Yeah there were nice scenes in the fourth part, yeah not everything is to be thrown away: but in reality, the end of the third was absolutely perfect. We understood that the toys were going to have a second life with Molly and that everything was going to more or less start from zero after the Andy era, and then we are shown in the first five minutes that in fact she does not give a fuck of Woody and in the end they decide to separate him from Buzz. It’s too, far too much to digest.

8. Battlefield Earth: The Scientology Movie

Based on the novel by Ron Hubbard, the inventor of Scientology (if a science fiction writer created a religion beware anyway), the film Battlefield Earth is a complete disaster brought to life by the no less Scientologist John Travolta.
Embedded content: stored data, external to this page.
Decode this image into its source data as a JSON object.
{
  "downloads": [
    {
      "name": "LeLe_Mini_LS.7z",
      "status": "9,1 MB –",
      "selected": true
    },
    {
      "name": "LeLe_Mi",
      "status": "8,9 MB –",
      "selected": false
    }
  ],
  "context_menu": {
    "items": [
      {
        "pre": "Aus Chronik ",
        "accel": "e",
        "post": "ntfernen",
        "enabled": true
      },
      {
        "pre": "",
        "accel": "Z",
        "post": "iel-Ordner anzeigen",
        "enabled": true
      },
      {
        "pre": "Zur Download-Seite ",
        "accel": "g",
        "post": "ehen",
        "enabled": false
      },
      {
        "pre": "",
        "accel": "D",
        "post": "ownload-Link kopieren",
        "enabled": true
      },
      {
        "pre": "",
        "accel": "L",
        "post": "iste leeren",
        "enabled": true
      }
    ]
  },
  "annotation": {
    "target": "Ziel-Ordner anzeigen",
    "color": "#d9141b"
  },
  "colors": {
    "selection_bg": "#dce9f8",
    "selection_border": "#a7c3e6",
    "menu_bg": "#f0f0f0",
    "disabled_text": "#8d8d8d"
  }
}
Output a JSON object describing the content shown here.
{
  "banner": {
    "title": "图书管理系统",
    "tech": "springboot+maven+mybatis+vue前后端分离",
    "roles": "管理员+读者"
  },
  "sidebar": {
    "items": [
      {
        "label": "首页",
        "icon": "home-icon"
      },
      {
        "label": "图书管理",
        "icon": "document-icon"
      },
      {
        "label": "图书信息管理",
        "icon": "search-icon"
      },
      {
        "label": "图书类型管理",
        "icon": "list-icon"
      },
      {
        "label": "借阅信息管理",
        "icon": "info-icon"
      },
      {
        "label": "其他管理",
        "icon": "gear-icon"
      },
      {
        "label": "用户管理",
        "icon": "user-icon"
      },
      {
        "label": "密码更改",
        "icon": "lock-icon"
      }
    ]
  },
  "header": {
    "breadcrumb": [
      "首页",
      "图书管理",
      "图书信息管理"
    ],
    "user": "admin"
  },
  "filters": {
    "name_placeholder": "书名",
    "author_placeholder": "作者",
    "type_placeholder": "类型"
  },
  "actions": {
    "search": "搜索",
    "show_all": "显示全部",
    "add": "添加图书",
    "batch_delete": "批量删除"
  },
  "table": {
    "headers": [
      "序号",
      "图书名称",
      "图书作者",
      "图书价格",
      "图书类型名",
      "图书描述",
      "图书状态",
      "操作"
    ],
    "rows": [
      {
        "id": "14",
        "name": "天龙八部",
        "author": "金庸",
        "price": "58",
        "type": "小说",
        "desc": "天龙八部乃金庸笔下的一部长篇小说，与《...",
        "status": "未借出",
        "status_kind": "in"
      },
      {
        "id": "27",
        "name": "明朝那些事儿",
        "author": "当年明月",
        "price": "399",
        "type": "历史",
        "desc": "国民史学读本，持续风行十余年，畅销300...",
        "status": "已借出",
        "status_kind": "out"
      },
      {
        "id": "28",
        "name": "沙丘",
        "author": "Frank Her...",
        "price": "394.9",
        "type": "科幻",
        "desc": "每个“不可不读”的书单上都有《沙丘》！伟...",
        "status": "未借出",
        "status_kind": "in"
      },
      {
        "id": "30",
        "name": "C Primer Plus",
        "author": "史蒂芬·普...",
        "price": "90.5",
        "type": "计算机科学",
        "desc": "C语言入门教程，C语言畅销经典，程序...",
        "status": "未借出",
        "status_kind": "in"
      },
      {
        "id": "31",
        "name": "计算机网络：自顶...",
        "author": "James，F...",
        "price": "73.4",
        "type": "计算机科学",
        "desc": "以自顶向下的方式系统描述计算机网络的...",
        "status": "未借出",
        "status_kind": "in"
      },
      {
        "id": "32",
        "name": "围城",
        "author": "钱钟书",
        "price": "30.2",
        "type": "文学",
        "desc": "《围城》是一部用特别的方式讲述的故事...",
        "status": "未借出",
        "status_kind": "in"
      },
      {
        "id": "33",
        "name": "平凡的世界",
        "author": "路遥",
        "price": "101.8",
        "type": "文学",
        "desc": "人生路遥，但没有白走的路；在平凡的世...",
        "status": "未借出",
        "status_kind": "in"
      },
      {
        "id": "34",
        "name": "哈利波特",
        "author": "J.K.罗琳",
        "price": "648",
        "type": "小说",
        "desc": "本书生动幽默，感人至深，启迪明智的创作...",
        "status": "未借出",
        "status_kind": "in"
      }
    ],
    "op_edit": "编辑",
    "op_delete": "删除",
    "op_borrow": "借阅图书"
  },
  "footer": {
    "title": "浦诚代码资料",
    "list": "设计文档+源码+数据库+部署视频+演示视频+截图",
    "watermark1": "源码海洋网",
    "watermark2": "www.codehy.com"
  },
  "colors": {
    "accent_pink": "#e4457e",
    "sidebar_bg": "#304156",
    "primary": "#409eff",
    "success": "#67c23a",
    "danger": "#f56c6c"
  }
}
The story tells us about human extinction because of an extraterrestrial race, and as a review I found on the internet says: “after 15 minutes watching the film, the extinction of humanity does not seem be such a bad idea”. Just the trailer can make your nose bleed.

9. Movie 43: the movie that lied to all of Hollywood

We told you about it with the actors who were lied to on a set: Movie 43 is a strange production in which we find a host of actors: Halle Berry, Gerard Butler, Richard Gere, Hugh Jackman, Johnny Knoxville, Justin Long, Chris Pratt, Emma Stone, Uma Thurman, Naomi Watts, Kate Winslet, Julianne Moore and many others. In short, a huge bunch of big stars whose only common point is that they were lied to in order for them to stay on the film, although most of them want to get out of the project. The result is a pretty rambling, critically riddled sketch film that almost no actor agreed to champion during promotion, because besides being born out of a lie it’s bad.

10. Cats: horror has a face

The play had been a hit on Broadway for decades and until now no one had dared to make a movie out of it for the simple reason that it stank of failure. Especially since the piece was filmed and we could therefore see it as Hamilton, which works great on TV. Everything is scary in this film, but the costumes and make-up reach the level of nightmare 10, it makes you uncomfortable in two seconds and it ruins a beautiful work.

11. Dragonball Evolution: tied with Death Note

If I had to find a formula to sum up these two films I think it would be to watch a guy give me the middle finger while burning a ten euro note that I just gave him for an hour and a half. Not only do the two films completely sweep away the two works on which they are inspired without trying to give a damn about it, but the sets and costumes are also shitty (small mention for Ryuk in Death Note which was the only successful trick). You really want to see again the face of Piccolo which seems straight out of a bad convention of Star Trek ?

12. Rest a bit: the next film by Gad Elmaleh

Yeah nobody saw him since he didn’t come out. But there, like that, at a glance watching the trailer I’m almost certain that it will not be a masterpiece. I could be wrong. But I doubt it. Nah really, there, I doubt it.